Having spent more years than I care to think about working in food service, I would like to say that it doesn’t necessarily have to be an either/or situation: that either the boss was a dick, or the OP wasn’t working as hard as he thought he was.
First of all, the food service industry is notorious for quick-hire/quick-fire policies. I too was once fired on Day #2 from a waitressing job–I came in, BossLady said, “You spilled a tray of glazed donuts into the display case and didn’t clean the front of the glass inside the case, you’re fired.”
And by the same token, they will hire you on the spot and put you to work immediately. So, food service job = your career hangs by a thread, for good or ill.
Second, the OP’s boss didn’t need a reason to fire him, let alone a good reason. In food service, since it’s just hourly minimum wage, the boss can just jerk his thumb at the door and say “out”, and you have very little recourse.
Also, I have known food service workers to be fired, for example, because the boss had promised their job to his nephew for the summer, and only needed a couple weeks’ fill-in until the nevvie got home from college. Then the newbie gets the boot, baffled.
So, anyway, it isn’t necessarily anybody’s fault that the OP got fired. Sometimes that’s just the way it happens, in the food service industry.
And if you’re gonna try food service again, I always found that “polishing salt shakers” worked like a charm for busywork when the boss was on the floor.
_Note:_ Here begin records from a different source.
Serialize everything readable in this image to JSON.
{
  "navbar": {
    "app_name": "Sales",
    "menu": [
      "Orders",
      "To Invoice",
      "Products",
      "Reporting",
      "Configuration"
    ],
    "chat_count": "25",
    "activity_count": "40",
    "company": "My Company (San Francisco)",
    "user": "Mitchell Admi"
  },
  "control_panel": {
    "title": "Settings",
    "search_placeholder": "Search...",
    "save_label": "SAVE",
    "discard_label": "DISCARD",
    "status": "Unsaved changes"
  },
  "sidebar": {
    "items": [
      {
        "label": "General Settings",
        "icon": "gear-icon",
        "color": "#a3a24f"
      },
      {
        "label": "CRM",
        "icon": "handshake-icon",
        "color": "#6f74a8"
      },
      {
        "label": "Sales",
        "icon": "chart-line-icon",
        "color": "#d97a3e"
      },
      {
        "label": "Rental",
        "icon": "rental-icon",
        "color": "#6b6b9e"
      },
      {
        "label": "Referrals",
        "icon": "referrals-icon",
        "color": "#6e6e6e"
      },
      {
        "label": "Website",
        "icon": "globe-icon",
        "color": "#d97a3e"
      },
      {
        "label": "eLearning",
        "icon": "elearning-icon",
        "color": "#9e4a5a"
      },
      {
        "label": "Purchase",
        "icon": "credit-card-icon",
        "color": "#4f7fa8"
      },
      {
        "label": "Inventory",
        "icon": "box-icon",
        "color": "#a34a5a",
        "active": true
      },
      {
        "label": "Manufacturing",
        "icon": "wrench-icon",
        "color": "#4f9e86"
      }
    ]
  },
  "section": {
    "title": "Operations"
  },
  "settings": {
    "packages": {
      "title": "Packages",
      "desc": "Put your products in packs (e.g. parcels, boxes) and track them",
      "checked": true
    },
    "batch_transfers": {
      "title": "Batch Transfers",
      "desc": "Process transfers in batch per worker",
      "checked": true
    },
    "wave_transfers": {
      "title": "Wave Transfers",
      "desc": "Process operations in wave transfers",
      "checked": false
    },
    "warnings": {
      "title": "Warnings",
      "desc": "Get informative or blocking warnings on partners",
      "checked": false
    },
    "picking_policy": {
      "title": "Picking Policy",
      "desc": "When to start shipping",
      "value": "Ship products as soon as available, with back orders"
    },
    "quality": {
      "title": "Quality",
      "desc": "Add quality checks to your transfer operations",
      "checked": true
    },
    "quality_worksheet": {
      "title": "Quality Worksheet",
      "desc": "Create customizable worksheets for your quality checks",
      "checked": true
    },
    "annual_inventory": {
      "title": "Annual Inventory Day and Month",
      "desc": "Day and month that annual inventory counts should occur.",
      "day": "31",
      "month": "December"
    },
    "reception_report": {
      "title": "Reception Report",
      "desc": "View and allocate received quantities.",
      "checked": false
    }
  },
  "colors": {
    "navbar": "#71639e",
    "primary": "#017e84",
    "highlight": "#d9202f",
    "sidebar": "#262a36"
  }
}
See the boss, grab the nearest salt shaker and start industriously cleaning it. Or rearrange the water glasses in their stack.
And if you’re gonna try food service again, I definitely recommend fast food over waitstaff, for two reasons. First, you’re not dependent on tips, and thus your dealings with the general public are limited to handing out food and collecting money–you don’t have to schmooze.
Second, a few months of McDonalds or KFC on your resume looks great to other bosses in the franchise, thus guaranteeing you practically any job in the chain you care to choose. You’re trained, see? Especially with the really big chains, the ones that have the row of black binders on a shelf in the office with Official Procedures, this cuts a lot of ice with managers. You already know the Taco Bell Way, so he won’t have to have somebody train you.
And it also translates into “employable”. Your prospective boss, looking at your resume, can see that some other boss thought you were worth hiring, and you stayed there for two months, and your reason for quitting was plausible (“went back to college”), so this makes you a good bet. You can get two months of work experience on your resume with very little actual work involved, because I’m here to tell you that fast food is MUCH easier than waitstaff. You just stand there. Your biggest enemy is boredom. Unless you’re really a “People person”, you’ll like fast food much better, and the tips in waitstaff aren’t that good unless you’re, as I said, a “People person”, you’re working at the kind of restaurant that encourages tipping, and you’re good at schmoozing. Then, yeah, you can really rake it in, but otherwise, go for Mickey D’s and spend a couple of months staring out the window and counting the bushes in the drive-thru median strip.
The first two weeks of July are an especially good time to try to get on at Mickey D’s et al, because the Fourth of July is when all the high school and college kids who got hired when school was out decide, “Aw, fuck it, I’m not going in to work today, it’s the fuckin’ Fourth of July, man”, and don’t show up, and hence get fired. So that’s an opportunity for you.
And yes, they will hire you knowing you’re only going to be there for another couple of months, because, see, they’re desperate. All the other high school and college kids who were going to get minimum wage summer jobs have already done so, and thus the talent pool is temporarily empty.